O texto entretanto apela ressalvas que, a título de contribuição, desejo trazer.

A primeira concerne ao que se nomeia, "a extraterritorialidade" da qual se beneficiariam até hoje os psicanalistas e isto sem serem advertidos de seu próximo fim. Na realidade, é evidente que os psicanalistas são cidadãos como os outros e com os quais compartilham responsabilidades. Assim, por exemplo, não escapam à confrontação com a justiça diante da qual queixas são depositadas contra eles e podem prejudicá-los, os juízes, cidadãos não menos informados e cultos, deram regularmente prova em relação a eles de tato na medida da especificidade da prática colocada em causa na ocasião. Pode-se dizer assim que os psicanalistas fazem parte integrante da Cidade e que esta, liberal, os trata com uma justa discrição. Não conheço em todo caso psicanalista mártir.

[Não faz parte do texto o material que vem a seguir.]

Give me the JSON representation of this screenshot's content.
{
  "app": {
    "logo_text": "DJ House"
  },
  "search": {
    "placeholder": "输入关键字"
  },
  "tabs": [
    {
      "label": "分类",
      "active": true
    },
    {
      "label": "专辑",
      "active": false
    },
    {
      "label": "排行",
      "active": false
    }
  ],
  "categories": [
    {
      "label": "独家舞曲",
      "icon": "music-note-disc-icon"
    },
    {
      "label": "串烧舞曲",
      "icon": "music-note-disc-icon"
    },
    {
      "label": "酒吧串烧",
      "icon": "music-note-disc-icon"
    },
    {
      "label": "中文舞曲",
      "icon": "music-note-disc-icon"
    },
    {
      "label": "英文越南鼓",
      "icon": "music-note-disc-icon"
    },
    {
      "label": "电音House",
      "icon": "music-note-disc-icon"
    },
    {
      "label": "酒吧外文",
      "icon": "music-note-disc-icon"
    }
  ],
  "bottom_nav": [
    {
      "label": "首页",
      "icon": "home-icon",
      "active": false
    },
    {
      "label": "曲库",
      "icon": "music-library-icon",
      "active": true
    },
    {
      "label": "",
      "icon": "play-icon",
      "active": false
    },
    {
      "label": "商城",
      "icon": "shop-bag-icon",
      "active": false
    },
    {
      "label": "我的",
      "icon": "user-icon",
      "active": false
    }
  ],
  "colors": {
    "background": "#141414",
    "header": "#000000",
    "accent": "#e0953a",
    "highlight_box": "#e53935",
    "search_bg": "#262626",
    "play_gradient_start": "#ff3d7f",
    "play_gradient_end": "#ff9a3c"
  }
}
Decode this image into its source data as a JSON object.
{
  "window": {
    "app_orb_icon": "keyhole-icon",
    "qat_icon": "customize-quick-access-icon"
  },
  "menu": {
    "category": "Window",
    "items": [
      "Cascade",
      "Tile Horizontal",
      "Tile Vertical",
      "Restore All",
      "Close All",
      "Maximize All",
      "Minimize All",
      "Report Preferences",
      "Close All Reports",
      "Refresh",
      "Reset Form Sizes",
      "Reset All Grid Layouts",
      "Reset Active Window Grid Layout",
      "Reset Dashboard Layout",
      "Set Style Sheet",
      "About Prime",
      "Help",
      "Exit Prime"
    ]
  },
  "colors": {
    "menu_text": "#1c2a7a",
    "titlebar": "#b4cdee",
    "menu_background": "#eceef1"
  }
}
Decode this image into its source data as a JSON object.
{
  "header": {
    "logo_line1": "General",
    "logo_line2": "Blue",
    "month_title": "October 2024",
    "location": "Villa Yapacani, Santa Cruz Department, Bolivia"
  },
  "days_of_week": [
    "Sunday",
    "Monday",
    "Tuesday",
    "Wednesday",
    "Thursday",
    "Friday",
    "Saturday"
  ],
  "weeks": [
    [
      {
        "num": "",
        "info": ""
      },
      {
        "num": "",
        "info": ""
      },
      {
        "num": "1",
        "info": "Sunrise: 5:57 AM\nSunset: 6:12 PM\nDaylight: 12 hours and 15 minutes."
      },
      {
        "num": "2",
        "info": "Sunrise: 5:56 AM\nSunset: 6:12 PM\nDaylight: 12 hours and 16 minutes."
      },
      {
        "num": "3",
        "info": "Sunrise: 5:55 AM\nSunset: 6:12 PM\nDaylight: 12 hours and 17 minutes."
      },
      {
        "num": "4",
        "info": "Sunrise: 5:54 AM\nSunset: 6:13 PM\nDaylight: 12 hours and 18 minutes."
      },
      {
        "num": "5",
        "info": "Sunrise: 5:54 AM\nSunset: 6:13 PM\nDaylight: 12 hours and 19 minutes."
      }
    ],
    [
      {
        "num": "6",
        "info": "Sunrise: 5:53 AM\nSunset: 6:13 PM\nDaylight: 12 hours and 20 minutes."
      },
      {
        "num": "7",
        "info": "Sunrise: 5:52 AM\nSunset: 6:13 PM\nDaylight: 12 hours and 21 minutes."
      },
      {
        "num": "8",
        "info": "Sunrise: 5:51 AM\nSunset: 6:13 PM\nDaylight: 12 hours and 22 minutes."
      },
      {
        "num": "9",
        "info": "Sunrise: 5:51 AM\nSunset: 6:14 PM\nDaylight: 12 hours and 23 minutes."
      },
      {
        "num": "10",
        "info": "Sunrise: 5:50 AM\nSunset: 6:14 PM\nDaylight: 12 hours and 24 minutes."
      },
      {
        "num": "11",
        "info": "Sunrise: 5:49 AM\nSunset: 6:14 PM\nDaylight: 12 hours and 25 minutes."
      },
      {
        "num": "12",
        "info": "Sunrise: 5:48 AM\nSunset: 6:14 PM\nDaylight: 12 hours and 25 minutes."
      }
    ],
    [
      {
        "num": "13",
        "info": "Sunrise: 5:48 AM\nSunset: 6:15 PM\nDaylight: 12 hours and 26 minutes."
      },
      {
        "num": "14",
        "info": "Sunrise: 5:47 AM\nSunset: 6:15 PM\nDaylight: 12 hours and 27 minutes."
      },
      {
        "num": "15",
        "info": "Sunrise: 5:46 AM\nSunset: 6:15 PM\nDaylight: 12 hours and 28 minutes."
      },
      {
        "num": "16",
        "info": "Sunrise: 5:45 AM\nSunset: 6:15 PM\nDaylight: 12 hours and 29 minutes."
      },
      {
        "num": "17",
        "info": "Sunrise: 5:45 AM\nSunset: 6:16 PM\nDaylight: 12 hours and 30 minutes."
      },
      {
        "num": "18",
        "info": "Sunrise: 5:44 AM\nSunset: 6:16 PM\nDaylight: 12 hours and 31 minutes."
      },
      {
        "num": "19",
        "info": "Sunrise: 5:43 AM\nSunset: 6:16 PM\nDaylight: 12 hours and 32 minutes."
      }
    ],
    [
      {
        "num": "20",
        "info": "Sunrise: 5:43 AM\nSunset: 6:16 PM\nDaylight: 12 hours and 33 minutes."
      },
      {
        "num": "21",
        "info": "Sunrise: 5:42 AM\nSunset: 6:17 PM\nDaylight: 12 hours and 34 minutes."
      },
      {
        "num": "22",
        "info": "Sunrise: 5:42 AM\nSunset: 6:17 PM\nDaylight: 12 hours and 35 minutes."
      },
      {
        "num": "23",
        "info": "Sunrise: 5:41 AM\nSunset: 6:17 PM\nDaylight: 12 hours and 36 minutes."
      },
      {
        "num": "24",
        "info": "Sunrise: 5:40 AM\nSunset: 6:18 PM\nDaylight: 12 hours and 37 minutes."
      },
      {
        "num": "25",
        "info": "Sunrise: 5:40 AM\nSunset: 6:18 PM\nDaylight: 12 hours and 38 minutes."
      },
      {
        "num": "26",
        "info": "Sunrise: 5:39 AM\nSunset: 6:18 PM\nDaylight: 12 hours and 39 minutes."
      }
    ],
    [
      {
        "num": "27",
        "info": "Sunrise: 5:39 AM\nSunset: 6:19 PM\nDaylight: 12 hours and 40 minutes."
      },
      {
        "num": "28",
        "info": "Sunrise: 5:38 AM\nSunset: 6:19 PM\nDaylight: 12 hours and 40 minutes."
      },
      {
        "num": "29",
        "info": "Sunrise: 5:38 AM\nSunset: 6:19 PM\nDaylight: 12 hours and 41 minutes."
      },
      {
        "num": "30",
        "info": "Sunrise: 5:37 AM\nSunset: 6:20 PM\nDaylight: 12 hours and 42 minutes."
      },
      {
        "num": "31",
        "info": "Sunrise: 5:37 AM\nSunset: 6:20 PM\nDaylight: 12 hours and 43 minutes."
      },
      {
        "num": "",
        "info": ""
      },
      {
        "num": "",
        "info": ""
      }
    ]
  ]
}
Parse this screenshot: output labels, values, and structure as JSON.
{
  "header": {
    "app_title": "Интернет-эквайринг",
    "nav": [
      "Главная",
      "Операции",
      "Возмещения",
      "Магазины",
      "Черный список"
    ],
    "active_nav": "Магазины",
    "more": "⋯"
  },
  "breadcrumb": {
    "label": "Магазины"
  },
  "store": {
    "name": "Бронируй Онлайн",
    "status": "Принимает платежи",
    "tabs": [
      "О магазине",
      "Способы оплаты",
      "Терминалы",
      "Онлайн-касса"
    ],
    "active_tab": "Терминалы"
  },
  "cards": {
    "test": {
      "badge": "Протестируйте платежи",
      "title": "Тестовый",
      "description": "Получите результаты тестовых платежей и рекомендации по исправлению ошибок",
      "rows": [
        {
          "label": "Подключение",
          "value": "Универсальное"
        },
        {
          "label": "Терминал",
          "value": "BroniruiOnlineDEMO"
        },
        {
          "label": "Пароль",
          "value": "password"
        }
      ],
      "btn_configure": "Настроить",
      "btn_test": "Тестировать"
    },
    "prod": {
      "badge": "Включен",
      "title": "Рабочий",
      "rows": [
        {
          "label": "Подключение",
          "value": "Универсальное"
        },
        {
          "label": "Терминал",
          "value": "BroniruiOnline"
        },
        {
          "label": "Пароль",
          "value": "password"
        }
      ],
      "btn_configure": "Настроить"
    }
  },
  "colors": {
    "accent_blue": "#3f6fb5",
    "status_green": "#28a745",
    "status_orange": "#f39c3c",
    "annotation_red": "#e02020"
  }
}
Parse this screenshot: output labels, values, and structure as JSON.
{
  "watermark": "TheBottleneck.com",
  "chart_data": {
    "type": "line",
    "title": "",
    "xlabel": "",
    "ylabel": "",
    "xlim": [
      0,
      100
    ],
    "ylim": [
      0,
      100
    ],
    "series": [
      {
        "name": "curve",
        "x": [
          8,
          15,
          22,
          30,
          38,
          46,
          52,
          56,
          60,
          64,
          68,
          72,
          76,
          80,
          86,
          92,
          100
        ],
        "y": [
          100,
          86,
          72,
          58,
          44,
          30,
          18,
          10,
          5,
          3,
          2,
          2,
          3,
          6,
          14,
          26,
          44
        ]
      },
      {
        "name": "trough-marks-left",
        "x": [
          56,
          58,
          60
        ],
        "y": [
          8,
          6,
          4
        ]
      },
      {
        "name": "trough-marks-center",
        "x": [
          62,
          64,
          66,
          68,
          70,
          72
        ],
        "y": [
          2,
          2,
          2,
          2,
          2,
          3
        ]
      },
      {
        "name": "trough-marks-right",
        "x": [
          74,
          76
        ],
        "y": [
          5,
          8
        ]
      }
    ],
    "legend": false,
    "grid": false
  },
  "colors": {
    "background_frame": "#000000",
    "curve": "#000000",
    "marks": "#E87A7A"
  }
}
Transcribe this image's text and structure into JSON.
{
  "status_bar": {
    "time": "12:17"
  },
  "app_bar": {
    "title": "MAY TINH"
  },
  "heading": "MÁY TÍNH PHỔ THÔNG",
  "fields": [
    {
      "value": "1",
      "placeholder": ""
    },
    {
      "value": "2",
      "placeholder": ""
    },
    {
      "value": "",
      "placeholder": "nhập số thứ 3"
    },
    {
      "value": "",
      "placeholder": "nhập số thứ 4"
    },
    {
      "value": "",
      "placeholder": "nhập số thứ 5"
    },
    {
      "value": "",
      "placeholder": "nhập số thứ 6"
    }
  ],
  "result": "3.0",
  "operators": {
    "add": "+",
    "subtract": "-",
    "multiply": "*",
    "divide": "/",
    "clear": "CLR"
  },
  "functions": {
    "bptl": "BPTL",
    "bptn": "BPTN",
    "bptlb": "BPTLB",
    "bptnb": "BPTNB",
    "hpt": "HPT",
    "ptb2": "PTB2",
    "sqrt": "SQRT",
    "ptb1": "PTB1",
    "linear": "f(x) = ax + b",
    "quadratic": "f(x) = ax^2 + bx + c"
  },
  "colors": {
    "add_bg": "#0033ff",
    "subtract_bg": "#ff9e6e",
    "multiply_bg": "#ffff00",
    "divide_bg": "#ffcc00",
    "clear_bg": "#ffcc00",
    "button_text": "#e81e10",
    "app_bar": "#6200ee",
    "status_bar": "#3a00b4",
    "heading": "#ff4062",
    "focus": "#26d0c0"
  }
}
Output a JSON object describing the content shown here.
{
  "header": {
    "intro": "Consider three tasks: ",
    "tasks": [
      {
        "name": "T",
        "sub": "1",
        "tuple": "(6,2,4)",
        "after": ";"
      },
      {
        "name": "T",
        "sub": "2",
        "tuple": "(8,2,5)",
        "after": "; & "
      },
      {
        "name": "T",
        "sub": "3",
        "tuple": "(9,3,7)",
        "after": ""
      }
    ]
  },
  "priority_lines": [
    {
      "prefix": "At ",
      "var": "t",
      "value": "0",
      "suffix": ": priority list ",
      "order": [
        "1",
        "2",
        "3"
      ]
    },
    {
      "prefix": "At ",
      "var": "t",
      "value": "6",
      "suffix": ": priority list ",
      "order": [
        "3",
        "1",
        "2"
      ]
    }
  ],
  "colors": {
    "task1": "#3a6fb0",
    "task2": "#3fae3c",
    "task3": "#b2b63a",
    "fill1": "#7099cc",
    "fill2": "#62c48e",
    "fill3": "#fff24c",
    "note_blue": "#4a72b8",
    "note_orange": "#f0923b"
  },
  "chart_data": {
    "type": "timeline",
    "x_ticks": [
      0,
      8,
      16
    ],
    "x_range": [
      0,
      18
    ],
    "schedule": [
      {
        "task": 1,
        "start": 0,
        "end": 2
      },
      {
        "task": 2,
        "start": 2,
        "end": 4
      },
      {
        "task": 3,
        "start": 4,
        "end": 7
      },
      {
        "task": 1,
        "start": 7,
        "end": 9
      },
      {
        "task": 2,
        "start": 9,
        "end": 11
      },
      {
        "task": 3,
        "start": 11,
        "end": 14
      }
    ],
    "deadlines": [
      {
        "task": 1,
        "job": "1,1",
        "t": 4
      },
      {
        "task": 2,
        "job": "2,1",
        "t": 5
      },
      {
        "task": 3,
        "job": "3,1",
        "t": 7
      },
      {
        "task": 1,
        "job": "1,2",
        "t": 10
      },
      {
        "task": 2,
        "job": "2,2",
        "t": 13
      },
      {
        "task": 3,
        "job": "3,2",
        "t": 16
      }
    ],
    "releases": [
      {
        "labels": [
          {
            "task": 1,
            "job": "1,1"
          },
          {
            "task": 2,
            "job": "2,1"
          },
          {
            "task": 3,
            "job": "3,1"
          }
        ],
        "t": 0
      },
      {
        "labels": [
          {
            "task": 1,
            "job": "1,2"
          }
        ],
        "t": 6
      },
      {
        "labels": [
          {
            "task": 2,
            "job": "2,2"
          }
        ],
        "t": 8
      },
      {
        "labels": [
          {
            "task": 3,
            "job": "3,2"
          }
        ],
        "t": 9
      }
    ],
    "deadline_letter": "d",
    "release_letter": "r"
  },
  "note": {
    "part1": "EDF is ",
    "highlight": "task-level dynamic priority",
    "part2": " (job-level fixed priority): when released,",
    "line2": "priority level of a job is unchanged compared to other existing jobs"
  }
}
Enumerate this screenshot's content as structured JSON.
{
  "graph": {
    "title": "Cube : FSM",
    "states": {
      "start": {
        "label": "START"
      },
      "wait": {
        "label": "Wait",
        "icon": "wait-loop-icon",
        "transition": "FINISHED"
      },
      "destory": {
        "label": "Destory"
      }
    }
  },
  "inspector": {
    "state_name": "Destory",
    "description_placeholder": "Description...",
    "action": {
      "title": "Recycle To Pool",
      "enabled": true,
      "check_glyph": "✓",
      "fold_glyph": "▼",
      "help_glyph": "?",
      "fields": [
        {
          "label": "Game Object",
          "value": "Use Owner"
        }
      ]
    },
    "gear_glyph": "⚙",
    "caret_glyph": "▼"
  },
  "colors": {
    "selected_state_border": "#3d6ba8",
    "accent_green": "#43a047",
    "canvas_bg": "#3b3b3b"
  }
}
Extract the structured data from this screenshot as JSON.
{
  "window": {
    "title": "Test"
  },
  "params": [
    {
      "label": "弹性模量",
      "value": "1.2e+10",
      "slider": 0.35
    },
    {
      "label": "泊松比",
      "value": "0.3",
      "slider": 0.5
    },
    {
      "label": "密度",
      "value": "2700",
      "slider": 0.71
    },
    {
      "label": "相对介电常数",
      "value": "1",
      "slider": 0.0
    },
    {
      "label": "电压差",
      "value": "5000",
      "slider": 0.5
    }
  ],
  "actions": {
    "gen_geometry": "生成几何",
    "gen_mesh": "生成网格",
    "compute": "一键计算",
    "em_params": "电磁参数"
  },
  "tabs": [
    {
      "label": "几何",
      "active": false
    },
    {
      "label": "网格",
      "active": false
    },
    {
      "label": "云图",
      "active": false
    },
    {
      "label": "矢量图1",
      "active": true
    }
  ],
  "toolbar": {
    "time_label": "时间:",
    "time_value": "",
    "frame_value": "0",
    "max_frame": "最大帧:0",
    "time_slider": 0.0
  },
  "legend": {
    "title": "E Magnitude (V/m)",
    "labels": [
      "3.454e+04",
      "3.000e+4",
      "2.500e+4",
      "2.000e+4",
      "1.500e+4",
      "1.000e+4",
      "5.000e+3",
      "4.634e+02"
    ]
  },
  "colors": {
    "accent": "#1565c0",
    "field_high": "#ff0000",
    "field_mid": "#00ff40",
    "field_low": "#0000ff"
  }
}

Em revanche, é claro que sua prática se deve à extraterritorialidade; visto que a tarefa da Cidade é de fixar o contrato que regula as trocas entre cidadãos e que lhes garante uma justa retribuição, enquanto que o tratamento é o lugar para o sujeito colocar em causa todos os seus contratos, inclusive em relação ao analista. Tal questionamento é a condição de um acesso pelo sujeito ao contrato mais próprio com o seu desejo.

É por isto que uma legislação da prática - sua formalização contratual - não deixa de entravar e tornar o analista estúpido ou delinqüente quando não favorece a perversão. Isto vale também para a legislação escrita pelos próprios analistas e que não poderia ser melhor que qualquer outra. Ora, a dificuldade provocada por seu texto é que - Ordem de Psicanalistas obriga - se é levado a dizer o que seria a verdade sobre a psicanálise e sobre os psicanalistas: o trabalho do inconsciente não é então mais possível senão à margem das recomendações, boas ou não, que são prescritas e a análise da transferência, da contra-transferência, as supervisões tornam-se simples álibis, uma conformidade que não engaja. Você sabe bem que não digo aqui nada de original e que contrarie nossa experiência.

Isto quer dizer que não está em poder de ninguém dizer o que é a psicanálise: já que de chofre seria outra. Lacan era mais modesto mas preciso quando dizia que uma psicanálise é o que se espera de um psicanalista.

É preciso dizer que apresentando nossa prática como "uma disciplina do conflito e da contradição" você dá uma definição tão extensa que deixa todo lugar necessário à invenção, bastante evocada por você. Mas, se uma definição deve ser a do real próprio a um campo, a sua é infelizmente aproximativa demais - a polemologia não pode aqui ser suficiente - visto que cala o objeto próprio ao nosso campo e que é a causa do conflito: o objeto a. Outros além de mim foram sensíveis a depuração que você opera e que corre o risco de tornar obsceno no que molhamos a mão o dia todo.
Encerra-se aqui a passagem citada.